A new attraction in Norway will have you looking northward and skyward, perhaps with an expression reminiscent of Norway’s own The Scream if you have even the slightest fear of heights. 

Suspended 790 meters (about 2,600 feet) above a fjord in the village of Loen in western Norway, the new Stigull Stairway is a set of 125 steps at a 45-degree angle designed to feel like climbing a ladder to the sky. 

“It looks like people are floating in thin air,” says Per Helge Bø of outdoor adventure company Loen Active in a press release. 

(Stigull Stairway at Via Ferrata Loen in western Norway | Photos: Kjersti Kvamme)

The spine-tingling ladder is the latest addition to Via Ferrata Loen, one of those mountainous routes involving steel structures such as ladders, bridges, rungs, and hooks that are supposed to make the thrills of climbing accessible to daredevils who yearn to scale mighty peaks but don’t have much experience. 

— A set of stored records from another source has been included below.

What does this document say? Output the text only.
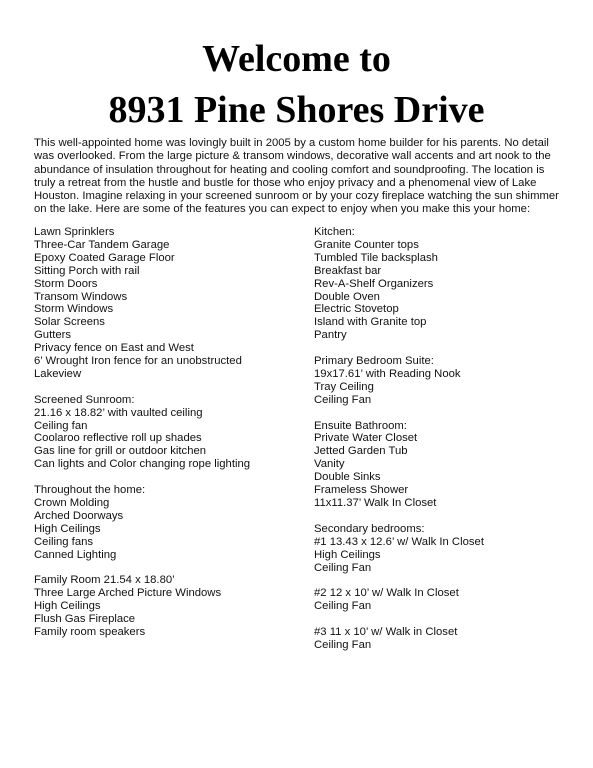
Welcome to
8931 Pine Shores Drive
This well-appointed home was lovingly built in 2005 by a custom home builder for his parents. No detail
was overlooked. From the large picture & transom windows, decorative wall accents and art nook to the
abundance of insulation throughout for heating and cooling comfort and soundproofing. The location is
truly a retreat from the hustle and bustle for those who enjoy privacy and a phenomenal view of Lake
Houston. Imagine relaxing in your screened sunroom or by your cozy fireplace watching the sun shimmer
on the lake. Here are some of the features you can expect to enjoy when you make this your home:
Lawn Sprinklers
Three-Car Tandem Garage
Epoxy Coated Garage Floor
Sitting Porch with rail
Storm Doors
Transom Windows
Storm Windows
Solar Screens
Gutters
Privacy fence on East and West
6’ Wrought Iron fence for an unobstructed
Lakeview
Screened Sunroom:
21.16 x 18.82’ with vaulted ceiling
Ceiling fan
Coolaroo reflective roll up shades
Gas line for grill or outdoor kitchen
Can lights and Color changing rope lighting
Throughout the home:
Crown Molding
Arched Doorways
High Ceilings
Ceiling fans
Canned Lighting
Family Room 21.54 x 18.80’
Three Large Arched Picture Windows
High Ceilings
Flush Gas Fireplace
Family room speakers
Kitchen:
Granite Counter tops
Tumbled Tile backsplash
Breakfast bar
Rev-A-Shelf Organizers
Double Oven
Electric Stovetop
Island with Granite top
Pantry
Primary Bedroom Suite:
19x17.61’ with Reading Nook
Tray Ceiling
Ceiling Fan
Ensuite Bathroom:
Private Water Closet
Jetted Garden Tub
Vanity
Double Sinks
Frameless Shower
11x11.37’ Walk In Closet
Secondary bedrooms:
#1 13.43 x 12.6’ w/ Walk In Closet
High Ceilings
Ceiling Fan
#2 12 x 10’ w/ Walk In Closet
Ceiling Fan
#3 11 x 10’ w/ Walk in Closet
Ceiling Fan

As Frommer’s explained in a 2022 roundup of via ferrata routes in the U.S., they’re “part climbing, part hiking, and part scrambling,” with “the adventure—and some of the bragging rights—of mountain climbing without the same degree of danger or the need to lug around heavy gear.” (You will need to rent a helmet and harness from the tour company you hire.)

Similarly, taking on the Stigull Stairway in Norway requires only “moderate physical fitness,” according to the press release, and a need to horrify your mom, according to us.

To reach the ladder, you have to hike the first part of the Via Ferrata Loen route on the way to the top of Mount Hoven. Other features along the way include a zip-line and a suspension bridge. At the top of the mountain, you’ll find a restaurant, a cable car, and some spectacular views of the Nordfjord region.

You can take the journey with a guide or, if you’re an experienced climber, on your own. Prices for the guided version, which includes all the necessary equipment and a return trip to ground level via cable car, start at 1,695 kroner, or about $160—a pretty reasonable rate for such an unreasonable undertaking.